A Tale of Two Caps

Posted by & filed under SHOP TALK.

On a lovely afternoon last June, I sat on the grassy bank of the lower Henry’s Fork of the Snake River near Ashton, Idaho waiting for what I hoped would be a fine evening of fishing.  My son Scott and his wife, Nikki, had already waded out into the river 50 yards upstream, but I was in no hurry.  After awhile, my old fishing buddy Cam Cantwell came walking down the gravel farm road and joined me on the bank.

"I was hoping we might run into you,” I said.  He and I have fly-fished together in Idaho, Tennessee, North Carolina and elsewhere for many years, and this stretch of the river is one of our favorite spots.

"Well, I wasn’t too happy to see fishermen already here until I realized it was you guys,” he chuckled.  "Maybe we’ll discourage other competition while giving each other plenty of room.”

There were already a few trout rising – mostly smallish fish – and although both of us usually wait until later knowing that’s when the bigger fish show up, Cam decided to walk upstream and give them a try.

It was already after 8:30, but it wouldn’t be dark until around 10, and even then by looking at the silvery sheen of water against the dying light, we would be able to see a trout rise.  The cap I was wearing had both a magnifying lens and a small light.  If you catch a trout at dark, the light is a big help in removing the fly and releasing the fish.

An hour passed, maybe longer, and then I saw what I had been waiting for.  Thirty feet upstream, barely a foot off the bank, I thought I saw a bulge.  A few moments later, I saw it again -- a bulge in a ring of disturbed water.  I eased into the edge of the river and watched.  I figured the trout –- likely a brown – was probably sipping spinners (the mature form of a mayfly that mates, lays its eggs, then falls spent to the surface to die).  I had already tied on a fly, anticipating that these spinners would be flavs (Drunella flavilinea; sometimes also called baby green drakes).  
I couldn’t see my fly on the water, but the fish ate something where I judged it to be, and when I raised the rod tip, it was there.  I played it carefully, glad that it didn’t choose to make a long run across the wide river or downstream in the faster current.   By that time, Scott, Nikki and Cam had walked back to watch – it was nearly full dark by then anyway.
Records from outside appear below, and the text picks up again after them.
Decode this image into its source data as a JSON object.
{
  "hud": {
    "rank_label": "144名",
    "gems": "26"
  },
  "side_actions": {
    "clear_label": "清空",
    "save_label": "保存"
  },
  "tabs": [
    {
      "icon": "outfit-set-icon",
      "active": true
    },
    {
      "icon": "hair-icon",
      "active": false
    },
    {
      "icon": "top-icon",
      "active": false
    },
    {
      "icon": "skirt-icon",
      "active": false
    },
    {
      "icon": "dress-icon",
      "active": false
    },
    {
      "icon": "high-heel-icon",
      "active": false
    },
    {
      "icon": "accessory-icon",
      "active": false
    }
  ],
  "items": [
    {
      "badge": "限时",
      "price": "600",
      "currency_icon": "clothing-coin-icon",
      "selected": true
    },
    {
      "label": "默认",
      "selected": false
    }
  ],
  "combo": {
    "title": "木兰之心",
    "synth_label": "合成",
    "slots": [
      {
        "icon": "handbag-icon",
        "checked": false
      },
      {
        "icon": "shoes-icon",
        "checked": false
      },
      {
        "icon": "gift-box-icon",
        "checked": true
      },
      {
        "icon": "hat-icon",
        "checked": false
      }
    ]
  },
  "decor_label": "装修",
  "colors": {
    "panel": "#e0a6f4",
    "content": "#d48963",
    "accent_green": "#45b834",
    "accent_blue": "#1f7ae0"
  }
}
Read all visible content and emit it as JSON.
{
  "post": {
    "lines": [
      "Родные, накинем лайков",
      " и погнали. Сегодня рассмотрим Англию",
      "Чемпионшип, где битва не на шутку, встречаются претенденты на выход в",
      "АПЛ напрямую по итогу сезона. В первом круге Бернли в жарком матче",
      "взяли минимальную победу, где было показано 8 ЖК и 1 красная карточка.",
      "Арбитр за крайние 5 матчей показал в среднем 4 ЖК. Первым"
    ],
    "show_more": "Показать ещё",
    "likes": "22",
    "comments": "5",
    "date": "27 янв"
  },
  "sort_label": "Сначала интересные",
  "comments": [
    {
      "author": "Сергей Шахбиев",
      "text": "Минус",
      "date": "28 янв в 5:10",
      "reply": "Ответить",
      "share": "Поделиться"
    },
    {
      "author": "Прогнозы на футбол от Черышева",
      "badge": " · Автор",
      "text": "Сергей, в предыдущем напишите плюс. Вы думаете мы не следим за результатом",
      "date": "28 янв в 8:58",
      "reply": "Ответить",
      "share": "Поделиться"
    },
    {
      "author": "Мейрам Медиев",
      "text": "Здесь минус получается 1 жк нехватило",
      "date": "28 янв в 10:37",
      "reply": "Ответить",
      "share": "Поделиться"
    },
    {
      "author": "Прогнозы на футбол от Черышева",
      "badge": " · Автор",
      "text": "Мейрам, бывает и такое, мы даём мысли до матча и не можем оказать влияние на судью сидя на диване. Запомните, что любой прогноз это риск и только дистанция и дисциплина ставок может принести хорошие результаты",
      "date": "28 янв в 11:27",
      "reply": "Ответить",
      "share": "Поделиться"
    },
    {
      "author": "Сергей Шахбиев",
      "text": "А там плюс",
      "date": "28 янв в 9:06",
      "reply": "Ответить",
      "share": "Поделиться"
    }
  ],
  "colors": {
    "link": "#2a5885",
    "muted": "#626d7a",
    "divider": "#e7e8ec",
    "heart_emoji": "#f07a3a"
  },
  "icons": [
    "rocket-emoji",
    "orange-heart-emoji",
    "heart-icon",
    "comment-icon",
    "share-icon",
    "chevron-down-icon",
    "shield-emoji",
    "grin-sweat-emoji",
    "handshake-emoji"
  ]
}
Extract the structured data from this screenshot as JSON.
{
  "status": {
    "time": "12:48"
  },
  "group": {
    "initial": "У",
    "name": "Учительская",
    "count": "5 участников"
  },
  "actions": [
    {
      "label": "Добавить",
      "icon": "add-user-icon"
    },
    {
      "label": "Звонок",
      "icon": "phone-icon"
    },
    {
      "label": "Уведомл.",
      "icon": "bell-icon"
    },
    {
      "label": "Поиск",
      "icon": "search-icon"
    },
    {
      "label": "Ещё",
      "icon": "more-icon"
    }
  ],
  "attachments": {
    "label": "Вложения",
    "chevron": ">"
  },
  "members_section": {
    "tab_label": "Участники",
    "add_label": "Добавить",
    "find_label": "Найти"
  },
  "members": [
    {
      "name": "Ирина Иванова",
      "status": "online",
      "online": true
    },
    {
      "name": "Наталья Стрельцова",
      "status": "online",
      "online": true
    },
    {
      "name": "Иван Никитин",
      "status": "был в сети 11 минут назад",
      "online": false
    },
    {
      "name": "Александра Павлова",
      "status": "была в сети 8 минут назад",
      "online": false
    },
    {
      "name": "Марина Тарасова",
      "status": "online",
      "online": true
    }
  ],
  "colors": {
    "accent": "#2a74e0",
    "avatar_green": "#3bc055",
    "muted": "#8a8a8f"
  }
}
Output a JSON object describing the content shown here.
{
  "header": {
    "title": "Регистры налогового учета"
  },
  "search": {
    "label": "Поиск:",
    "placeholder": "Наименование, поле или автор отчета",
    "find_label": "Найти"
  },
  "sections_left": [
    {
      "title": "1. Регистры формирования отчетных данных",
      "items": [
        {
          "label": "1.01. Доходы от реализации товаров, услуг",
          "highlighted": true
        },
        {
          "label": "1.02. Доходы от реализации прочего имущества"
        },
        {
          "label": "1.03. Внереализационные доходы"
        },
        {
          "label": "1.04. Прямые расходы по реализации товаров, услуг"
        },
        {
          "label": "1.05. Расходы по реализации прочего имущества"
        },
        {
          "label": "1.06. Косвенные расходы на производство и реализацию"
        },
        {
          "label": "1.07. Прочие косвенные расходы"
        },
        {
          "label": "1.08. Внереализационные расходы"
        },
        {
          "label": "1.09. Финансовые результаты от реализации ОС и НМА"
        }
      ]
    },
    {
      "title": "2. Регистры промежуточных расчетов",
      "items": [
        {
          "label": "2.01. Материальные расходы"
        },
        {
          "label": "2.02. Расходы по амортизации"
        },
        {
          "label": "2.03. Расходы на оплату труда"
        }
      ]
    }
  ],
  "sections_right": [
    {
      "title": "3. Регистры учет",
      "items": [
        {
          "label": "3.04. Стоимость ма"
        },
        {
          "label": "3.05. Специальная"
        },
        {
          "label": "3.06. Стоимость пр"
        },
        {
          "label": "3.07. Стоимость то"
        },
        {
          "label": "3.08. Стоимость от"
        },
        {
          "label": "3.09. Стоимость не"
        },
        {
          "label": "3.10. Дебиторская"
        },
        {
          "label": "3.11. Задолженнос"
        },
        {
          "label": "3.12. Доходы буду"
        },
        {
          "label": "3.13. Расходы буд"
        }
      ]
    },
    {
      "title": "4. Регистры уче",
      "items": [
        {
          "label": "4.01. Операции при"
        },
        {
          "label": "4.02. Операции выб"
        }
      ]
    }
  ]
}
That trout did not wish to be landed – no surprise --and as I tried to slide the net under it, my rod brushed against my cap and flipped it into the river behind me.  I got the trout in the net, but without my cap-light, I couldn’t see well enough to unhook the fly without possibly harming the trout.  I snipped the leader as close to the fly as I could and held the trout in the net until I knew it was okay, then turned it loose.

The water was not swift next to the bank where my cap had fallen, and it was also shallow, but we couldn’t find it.  After awhile, we gave up.
 
"Oh well,” I said.  "It died a noble death and, after all, I have plenty of others.  Let’s go get supper.”

Over the winter, the snowpack was heavier than normal – several feet deep at least -- and there was also plenty of high water this spring.  The cap was mostly forgotten – just another casualty of fly fishing (one of my old cell phones is also somewhere on the bottom of this river – a price I rightly paid for carrying it fishing in the first place).
Then, in early June of this year, Rich Paini who co-owns TroutHunter lodge, restaurant and guide service with Jon Stiehl 20 miles upstream in Last Chance, sent me a photo of that cap with this message: "Is this yours?”

Turns out TroutHunter guide Jon Lewis found the cap on a float trip this spring.  The cap has the TroutHunter logo, a patch showing a permit, and "Belize – 2007.”  That year, Rich had special ordered a few caps to give those of us who fished Turneffe, Belize with he and his wife, Millie.  Jon brought the cap to Rich.
 
So, as I write this on the eve of this year’s annual trip to The Henry’s Fork, I have a muddy, much-battered cap waiting for me.  The consensus is that it’s just getting broken in.

Forty years ago, when Scott was about 10-years old, he and I were fishing for wild trout in a remote stretch of Lost Cove Creek in western North Carolina.  I lost a cap that day, too, and a year later I found it half-buried in muck.

It’s not unlikely that someday, my ashes (or ash) may also wind up wintering in these waters.